A limited number of versions of an app called “Optimization Battery” contains a Trojan designed to steal money from PayPal accounts, including those that are protected by two-factor authentication.
The new threat was discovered by researchers at ESET. An in-depth analysis of the code reveals it to be a well-engineered threat that should be considered extremely dangerous.
It works by abusing the “Accessibility” service to mimic screen taps. In this way, the malware can initiate a new PayPal transfer, enter the information of an account controlled by the hacker as the recipient, and enter in the sum to be transferred. This all happens in the space of about five seconds, which doesn’t give the victim sufficient time to interrupt the transfer.
Even worse, it’s set to activate and initiate a transfer every time the victim logs into PayPal, so the victim has just enough time to see that funds are available, only to watch in horror as they are immediately bled out of the account, right before their eyes.
It all happens so quickly that many users first think it’s a glitch. They may suffer two, three, or more attacks before they realize that something nefarious is afoot.
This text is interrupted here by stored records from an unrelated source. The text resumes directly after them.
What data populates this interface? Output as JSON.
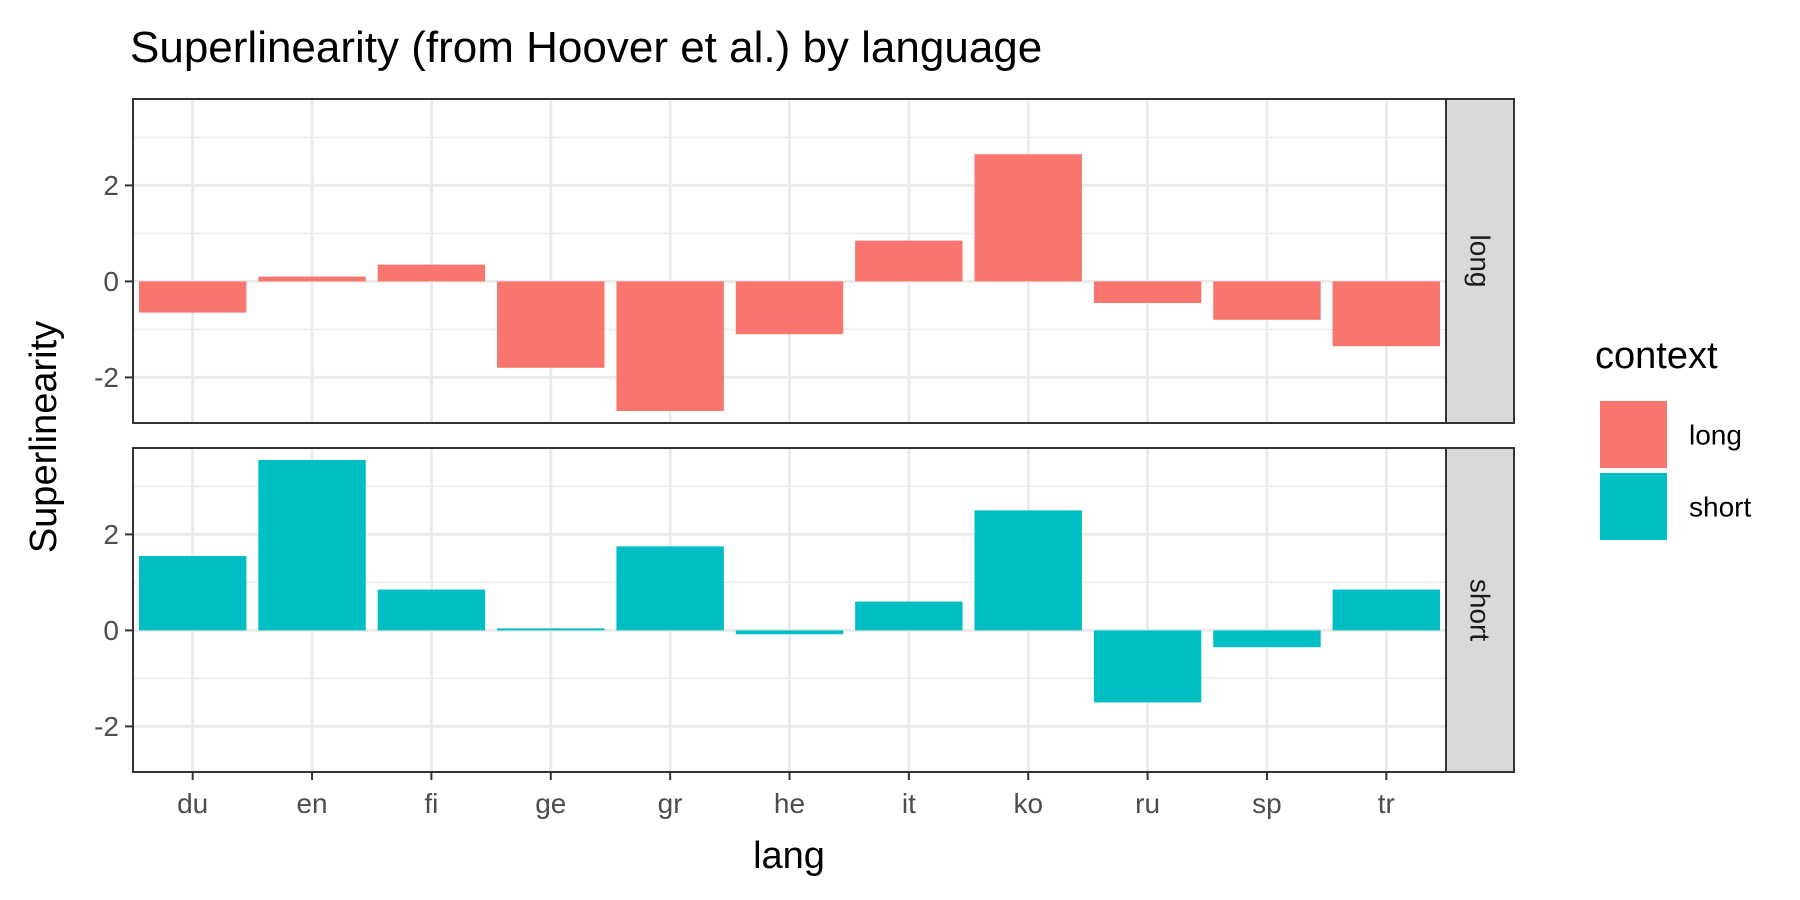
{
  "chart_data": {
    "type": "bar",
    "title": "Superlinearity (from Hoover et al.) by language",
    "xlabel": "lang",
    "ylabel": "Superlinearity",
    "categories": [
      "du",
      "en",
      "fi",
      "ge",
      "gr",
      "he",
      "it",
      "ko",
      "ru",
      "sp",
      "tr"
    ],
    "facets": [
      {
        "strip": "long",
        "series": "long",
        "values": [
          -0.65,
          0.1,
          0.35,
          -1.8,
          -2.7,
          -1.1,
          0.85,
          2.65,
          -0.45,
          -0.8,
          -1.35
        ],
        "yticks": [
          -2,
          0,
          2
        ],
        "ylim": [
          -2.95,
          3.8
        ]
      },
      {
        "strip": "short",
        "series": "short",
        "values": [
          1.55,
          3.55,
          0.85,
          0.02,
          1.75,
          -0.08,
          0.6,
          2.5,
          -1.5,
          -0.35,
          0.85
        ],
        "yticks": [
          -2,
          0,
          2
        ],
        "ylim": [
          -2.95,
          3.8
        ]
      }
    ],
    "legend": {
      "title": "context",
      "placement": "right",
      "entries": [
        {
          "label": "long",
          "color": "#F8766D"
        },
        {
          "label": "short",
          "color": "#00BFC4"
        }
      ]
    },
    "style": {
      "panel_background": "#ffffff",
      "panel_border": "#333333",
      "grid_color": "#ebebeb",
      "strip_fill": "#d9d9d9",
      "grid": true
    }
  }
}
If there’s a silver lining to be found, it is the fact that the poisoned version of Optimization Battery is only available on third-party vendor websites. It is not present on the Google Play Store. The best defense then, is to simply limit your app downloads to the Google Play Store in order to minimize your risk.
The bottom line is, if you have an Android device, use PayPal, and have installed the Optimization Battery app, keep a close watch on your PayPal balances. Someone may be robbing you blind.